One of the major selling points of Call Me -2024- Ullu Original is its casting. Ullu has moved away from amateur actors this year, bringing in recognized web series talent.
Production Value: Historically, Ullu originals have suffered from low-budget lighting and set design. However, Call Me (2024) is a visual upgrade. Shot in actual high-rise apartments in Andheri and using RED cameras, the cinematography captures the claustrophobic feel of a digital stalker. The sound design—specifically the distorted voice of "The Listener" on the phone—is genuinely unnerving.
The success of Call Me – 2024 – Ullu Original owes much to its fresh casting choices.
Lead Actress – Ananya Sen (as Riya): Ananya Sen, a former theater actor from Kolkata, makes her OTT debut with this role. Her performance is raw and vulnerable, moving from empowered curiosity to visceral fear. Critics have noted that her portrayal saves the series from veering into pure exploitation.

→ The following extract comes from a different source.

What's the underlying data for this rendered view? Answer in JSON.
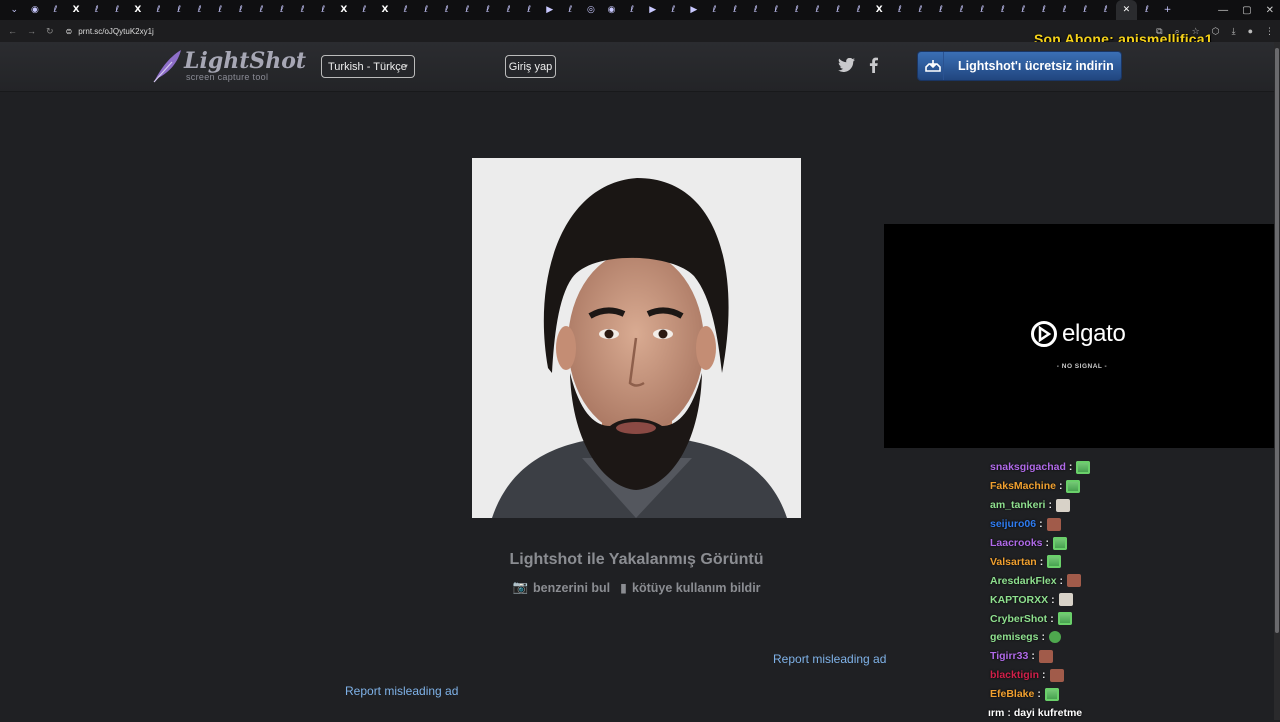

The Antagonist (Voice & Flashbacks) – Kabir Vohra: Playing the mysterious caller, Kabir Vohra never appears fully until the finale. His voice work—alternately soothing and menacing—is the series’ secret weapon. Vohra’s physical reveal in the last episode has been described as "one of the most shocking twists in recent OTT history." Call Me -2024- Ullu Original
Director – Meera Nair (not to be confused with the Hollywood director): An emerging female director in the digital space, Nair insisted on an intimacy coordinator for all scenes. Her direction ensures that the bold sequences serve the plot, not the other way around.
Production House: Ullu Digital Pvt. Ltd., in association with Fresh Content Studios.
If you have written off Ullu Originals as purely soft-core content, Call Me will force a re-evaluation. Here’s how this 2024 series breaks the mold:
Call Me revolves around a lonely housewife or a young woman (typical of Ullu’s format) who gets entangled in a web of anonymous phone calls, secret desires, and manipulation. The plot tries to blend suspense with intimate encounters, often using the “wrong number” or “mystery caller” trope. One of the major selling points of Call
What Works:
What Doesn’t:
Call Me is not just another erotica-centric series; it is a neo-noir thriller that uses intimacy as a narrative device rather than just a selling point.
Official Synopsis (Spoiler-Free): The story revolves around Riya (played by a breakout new lead), a lonely but ambitious corporate executive in Mumbai. Haunted by a failed engagement and the pressures of a cutthroat financial firm, she signs up for a mysterious voice-based app called "Call Me." The app promises anonymity and connection, pairing users with strangers for unfiltered conversations. If you have written off Ullu Originals as
However, what starts as an escape from her mundane reality spirals into a cat-and-mouse game. Riya begins receiving calls from a man who knows her deepest secrets—secrets she never shared on the app. As the walls between her digital fantasy and real life collapse, she discovers that the stranger on the other end of the line has a chilling connection to her past.
The 2024 Ullu Original masterfully uses the telephone as a symbol of both salvation and entrapment. Each episode ends with a cliffhanger that compels binge-watching, a tactic that has proven highly successful for the platform.
Disclaimer: Skip this section if you haven’t watched the finale.
In the climactic final minutes, Riya finally meets the caller: her college best friend, Kavya, who underwent gender transition and has been living as Kabir. The motive? Revenge for Riya betraying and outing Kavya a decade ago, which led to a violent assault. The "Call Me" app was a trap designed to psychologically break Riya before a physical confrontation.
The series ends on a freeze-frame of Riya holding a kitchen knife, looking at her own reflection in Kabir’s sunglasses. The final sound is the phone ringing again. The ambiguity—does she kill him, herself, or walk away?—has ignited fierce fan theories online.